# Exercise 2: Linear Regression

## Objective
Learn how to use Linear Regression to predict a continuous sensor feature from other sensor readings. Understand model training, evaluation, and the impact of multicollinearity.

## Step 0: Load & Prep Data
**Crucial Step:** We must reload the dataset and handle duplicate column names to ensure this notebook can run independently.

In [None]:
import pandas as pd
import numpy as np
import matplotlib.pyplot as plt

# Load raw data
features = pd.read_csv('dataset/features.txt', delim_whitespace=True, header=None)
X_train = pd.read_csv('dataset/X_train.txt', delim_whitespace=True, header=None)
X_test = pd.read_csv('dataset/X_test.txt', delim_whitespace=True, header=None)

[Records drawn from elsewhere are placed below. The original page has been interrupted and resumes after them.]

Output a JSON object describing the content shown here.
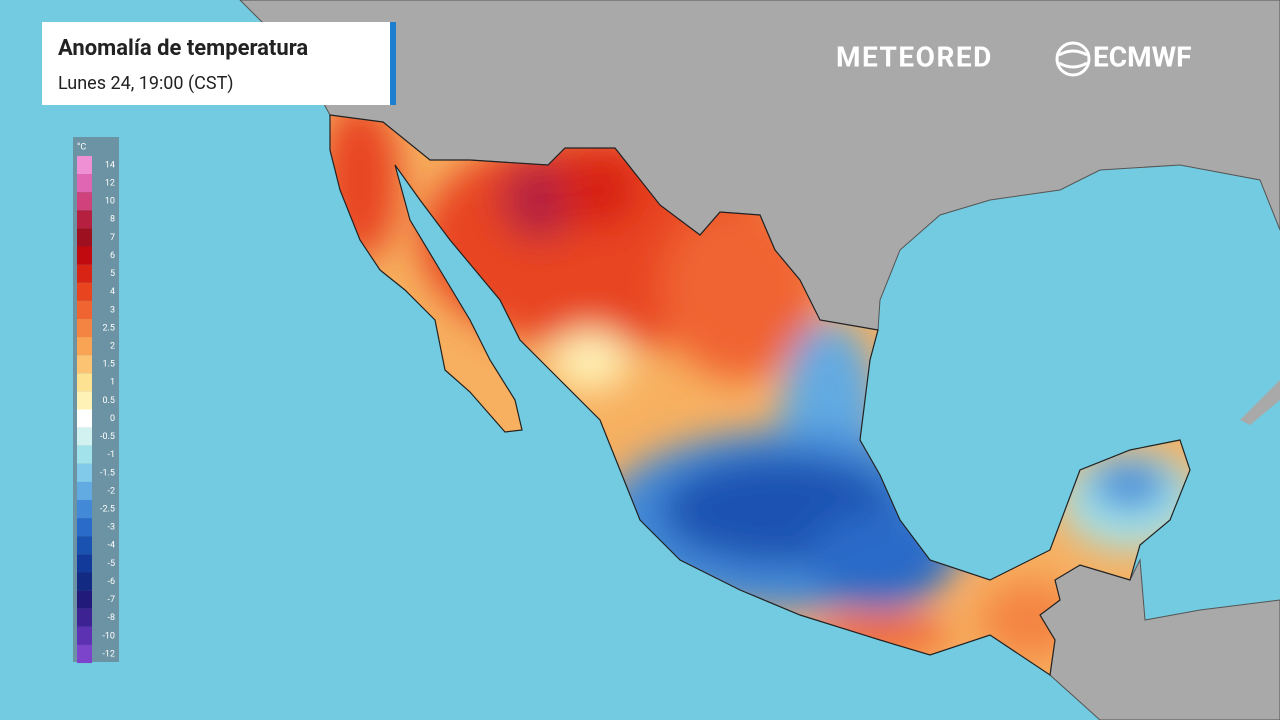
{
  "header": {
    "title": "Anomalía de temperatura",
    "subtitle": "Lunes 24, 19:00 (CST)"
  },
  "logos": {
    "brand": "METEORED",
    "partner": "ECMWF"
  },
  "legend": {
    "unit": "°C",
    "items": [
      {
        "label": "14",
        "color": "#f090d4"
      },
      {
        "label": "12",
        "color": "#e066b4"
      },
      {
        "label": "10",
        "color": "#d0427c"
      },
      {
        "label": "8",
        "color": "#b62040"
      },
      {
        "label": "7",
        "color": "#9c1020"
      },
      {
        "label": "6",
        "color": "#c00a10"
      },
      {
        "label": "5",
        "color": "#d82414"
      },
      {
        "label": "4",
        "color": "#e84420"
      },
      {
        "label": "3",
        "color": "#f06432"
      },
      {
        "label": "2.5",
        "color": "#f48442"
      },
      {
        "label": "2",
        "color": "#f8a454"
      },
      {
        "label": "1.5",
        "color": "#fcc472"
      },
      {
        "label": "1",
        "color": "#fde292"
      },
      {
        "label": "0.5",
        "color": "#fff2b6"
      },
      {
        "label": "0",
        "color": "#ffffff"
      },
      {
        "label": "-0.5",
        "color": "#d2f2f2"
      },
      {
        "label": "-1",
        "color": "#a2e2ea"
      },
      {
        "label": "-1.5",
        "color": "#82caea"
      },
      {
        "label": "-2",
        "color": "#62aae2"
      },
      {
        "label": "-2.5",
        "color": "#428ad8"
      },
      {
        "label": "-3",
        "color": "#2a6ac8"
      },
      {
        "label": "-4",
        "color": "#1a52b2"
      },
      {
        "label": "-5",
        "color": "#123a9a"
      },
      {
        "label": "-6",
        "color": "#122a82"
      },
      {
        "label": "-7",
        "color": "#221a7a"
      },
      {
        "label": "-8",
        "color": "#3c2292"
      },
      {
        "label": "-10",
        "color": "#5c32b2"
      },
      {
        "label": "-12",
        "color": "#7c44ca"
      }
    ]
  }
}
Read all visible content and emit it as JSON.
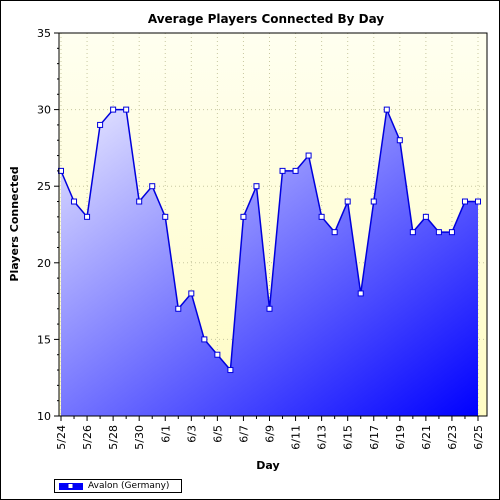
{
  "colors": {
    "plot_bg_top": "#fffff0",
    "plot_bg_bottom": "#fffcc4",
    "area_light": "#e8e8ff",
    "area_dark": "#0000ff",
    "line": "#0000dd",
    "marker_fill": "#ffffff",
    "grid": "#c8c8a0"
  },
  "chart_data": {
    "type": "area",
    "title": "Average Players Connected By Day",
    "xlabel": "Day",
    "ylabel": "Players Connected",
    "ylim": [
      10,
      35
    ],
    "yticks": [
      "10",
      "15",
      "20",
      "25",
      "30",
      "35"
    ],
    "grid": true,
    "legend_position": "bottom-left",
    "x_tick_labels": [
      "5/24",
      "5/26",
      "5/28",
      "5/30",
      "6/1",
      "6/3",
      "6/5",
      "6/7",
      "6/9",
      "6/11",
      "6/13",
      "6/15",
      "6/17",
      "6/19",
      "6/21",
      "6/23",
      "6/25"
    ],
    "x": [
      "5/24",
      "5/25",
      "5/26",
      "5/27",
      "5/28",
      "5/29",
      "5/30",
      "5/31",
      "6/1",
      "6/2",
      "6/3",
      "6/4",
      "6/5",
      "6/6",
      "6/7",
      "6/8",
      "6/9",
      "6/10",
      "6/11",
      "6/12",
      "6/13",
      "6/14",
      "6/15",
      "6/16",
      "6/17",
      "6/18",
      "6/19",
      "6/20",
      "6/21",
      "6/22",
      "6/23",
      "6/24",
      "6/25"
    ],
    "series": [
      {
        "name": "Avalon (Germany)",
        "values": [
          26,
          24,
          23,
          29,
          30,
          30,
          24,
          25,
          23,
          17,
          18,
          15,
          14,
          13,
          23,
          25,
          17,
          26,
          26,
          27,
          23,
          22,
          24,
          18,
          24,
          30,
          28,
          22,
          23,
          22,
          22,
          24,
          24
        ]
      }
    ]
  }
}
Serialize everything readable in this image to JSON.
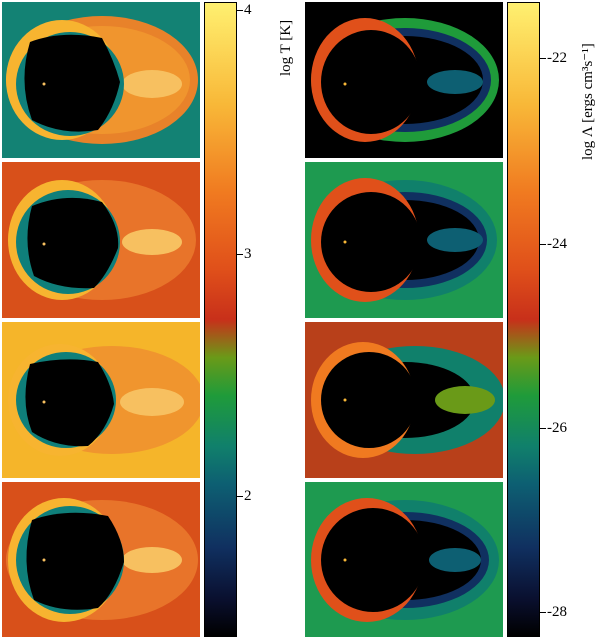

# Deduplicate Column Names (The Fix from Ex 1)
feature_names = features[1].values
seen = {}
unique_names = []
for name in feature_names:
    if name in seen:
        seen[name] += 1
        unique_names.append(f"{name}_{seen[name]}")
    else:
        seen[name] = 0
        unique_names.append(name)

X_train.columns = unique_names
X_test.columns = unique_names

print("Data loaded and columns deduplicated.")

## Step 1: The "Sanity Check" (Skeptical Analysis)
Before we predict, let's check for **Data Leakage**. If other features are 99% correlated with our target, the model isn't learning—it's cheating.

In [None]:
target_column = 'tBodyAccMag-mean()'

# Calculate correlations with the target
correlations = X_train.corrwith(X_train[target_column])
top_correlations = correlations.abs().sort_values(ascending=False).head(10)

print("Top 10 Features Correlated with Target:")
print(top_correlations)

## Step 2: Select Features & Scale
We remove the target from the predictors. Note: Ideally, we should also remove the "cheating" features identified above, but for this exercise, we will proceed to see the result.

In [None]:
from sklearn.preprocessing import StandardScaler

# Define Target and Predictors
y_train_reg = X_train[target_column]
y_test_reg = X_test[target_column]

X_train_reg = X_train.drop(columns=[target_column])
X_test_reg = X_test.drop(columns=[target_column])

# Scale Features
scaler = StandardScaler()
X_train_scaled = scaler.fit_transform(X_train_reg)
X_test_scaled = scaler.transform(X_test_reg)

## Step 3: Train & Evaluate Linear Regression
Train the model and check the RMSE and R2 score.

In [None]:
from sklearn.linear_model import LinearRegression
from sklearn.metrics import mean_squared_error, r2_score

# Train
reg_model = LinearRegression()
reg_model.fit(X_train_scaled, y_train_reg)

# Predict
y_pred = reg_model.predict(X_test_scaled)

# Evaluate
rmse = np.sqrt(mean_squared_error(y_test_reg, y_pred))
r2 = r2_score(y_test_reg, y_pred)

print(f"RMSE: {rmse:.4f}")
print(f"R2 Score: {r2:.4f}")
print(f"Intercept: {reg_model.intercept_:.4f}")

In [None]:
# Visualization
plt.figure(figsize=(8, 6))
plt.scatter(y_test_reg, y_pred, alpha=0.3, color='blue')
plt.plot([y_test_reg.min(), y_test_reg.max()], [y_test_reg.min(), y_test_reg.max()], 'r--', lw=2)
plt.xlabel('True Values')
plt.ylabel('Predicted Values')
plt.title(f'Linear Regression (R2 = {r2:.2f})')
plt.show()

## Step 5: Reflection Questions
1. Did you notice features with correlation > 0.95? Is this "good" prediction or just redundancy?
2. How does scaling affect regression coefficients?
3. Why is linear regression limited in predicting complex human motion patterns?